We demonstrate the use of a pulsed laser microbeam for cell lysis followed by electrophoretic separation of cellular analytes in a microfluidic device. The influence of pulse energy and laser focal point within the microchannel on the threshold for plasma formation was measured. The thickness of the poly(dimethylsiloxane) (PDMS) layer through which the beam travelled was a critical determinant of the threshold energy. An effective optical path length, Leff, for the laser beam can be used to predict the threshold for optical breakdown at different microchannel locations. A key benefit of laser-based cell lysis is the very limited zone (less than 5 microm) of lysis. A second asset is the rapid cell lysis times (approx. microseconds). These features enable two analytes, fluorescein and Oregon Green, from a cell to be electrophoretically separated in the channel in which cell lysis occurred. The resolution and efficiency of the separation of the cellular analytes are similar to those of standards demonstrating the feasibility of using a pulsed laser microbeam in single-cell analysis.

Figure 1

Schematic of the optical delivery system for the laser beam.

Figure 2

Formation of a plasma within a microchannel. (a) Schematic of the objective and microdevice used to determine the probability of plasma formation within a microchannel. (b) Curves of the probability of plasma formation with respect to the pulse energy with the laser focused at 6 μm (solid circles), 13 μm (open circles), 19 μm (solid squares), 25 μm (open squares), 31 μm (solid triangles), 38 μm (open triangles) and 44 μm (solid diamonds) above the bottom of the channel were constructed. The PDMS thickness between the coverslip and the channel bottom was 42 μm. The thickness of the coverslip was 112 μm. The lines are the best fits of the data to a Gaussian error function.

Figure 3

Dependence of the threshold for plasma formation on L_eff. The threshold of optical breakdown in an ECB-filled microchannel was measured at different heights above the bottom of the channel. The floor of the channel was a coverslip coated with a PDMS film of varying thickness (circles, 0 μm, (bare glass); squares, 40 μm; triangles, 42 μm; diamonds, 55 μm).
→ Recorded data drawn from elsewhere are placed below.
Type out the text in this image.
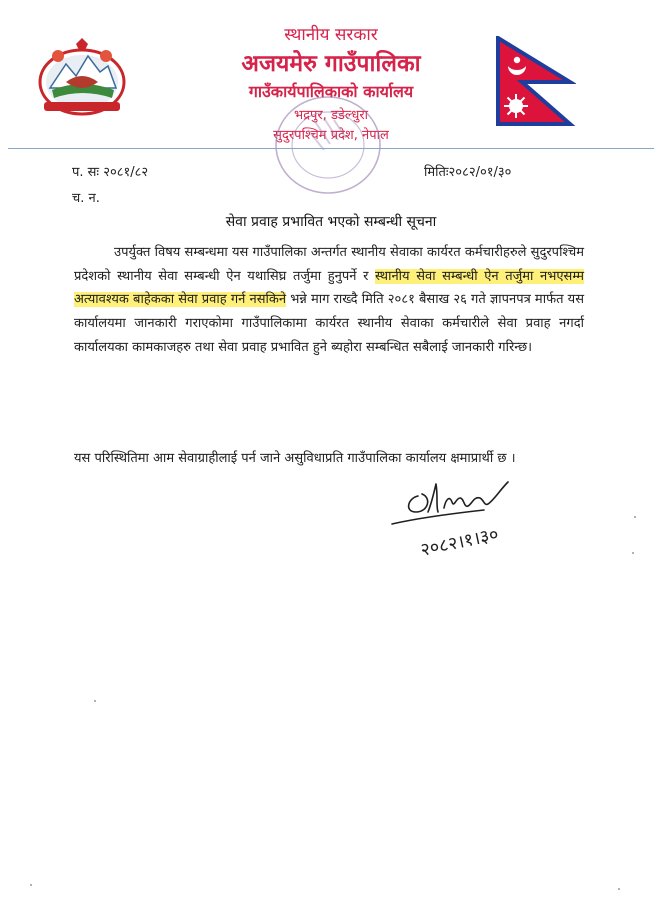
स्थानीय सरकार
अजयमेरु गाउँपालिका
गाउँकार्यपालिकाको कार्यालय
भद्रपुर, डडेल्धुरा
सुदुरपश्चिम प्रदेश, नेपाल
प. सः २०८१/८२	मितिः२०८२/०१/३०
च. न.
सेवा प्रवाह प्रभावित भएको सम्बन्धी सूचना
उपर्युक्त विषय सम्बन्धमा यस गाउँपालिका अन्तर्गत स्थानीय सेवाका कार्यरत कर्मचारीहरुले सुदुरपश्चिम प्रदेशको स्थानीय सेवा सम्बन्धी ऐन यथासिघ्र तर्जुमा हुनुपर्ने र स्थानीय सेवा सम्बन्धी ऐन तर्जुमा नभएसम्म अत्यावश्यक बाहेकका सेवा प्रवाह गर्न नसकिने भन्ने माग राख्दै मिति २०८१ बैसाख २६ गते ज्ञापनपत्र मार्फत यस कार्यालयमा जानकारी गराएकोमा गाउँपालिकामा कार्यरत स्थानीय सेवाका कर्मचारीले सेवा प्रवाह नगर्दा कार्यालयका कामकाजहरु तथा सेवा प्रवाह प्रभावित हुने ब्यहोरा सम्बन्धित सबैलाई जानकारी गरिन्छ।
यस परिस्थितिमा आम सेवाग्राहीलाई पर्न जाने असुविधाप्रति गाउँपालिका कार्यालय क्षमाप्रार्थी छ ।
२०८२।१।३०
L_eff was calculated for the different focal points of the beam as well as the PDMS thickness and then plotted against the threshold for plasma formation.

Figure 4

Cell lysis in a microchannel with a pulsed laser beam. (a,b) Transmitted light and (c,d) fluorescence images of a cell (a,c) before and (b,d) after cell lysis. The focal point of the laser pulse (4.2 μJ) was 6 μm above the bottom of the microchannel. (e) Graphs of the pulse energy versus percentage of cells lysed with respect to laser focus location z (circles, 6 μm; squares, 13 μm; triangles, 25 μm; diamonds, 38 μm), which was measured relative to the bottom of the PDMS microchannel. A minimum of five cells were targeted for each energy and each laser beam location.

Figure 5

Electrophoretic separation of the contents of a single cell in a microchannel. (a) Schematic of the microfluidic chip for separation of the cellular contents. (b) Electropherogram of fluorescein (2 μM) and Oregon Green (1 μM) standards in the isotonic buffer in the surface-modified PDMS microchannel. The migration time of fluorescein and Oregon Green standards was 11 and 8 s, respectively. (c) Electropherogram of the contents from a BA/F3 cell, which was incubated with the esterified analogues of fluorescein and Oregon Green. The fluorescence of the peaks representing fluorescein and Oregon Green was equivalent to 5.4 and 1.4 μM, respectively. The migration time of fluorescein and Oregon Green obtained from the cell was 11 and 9 s, respectively.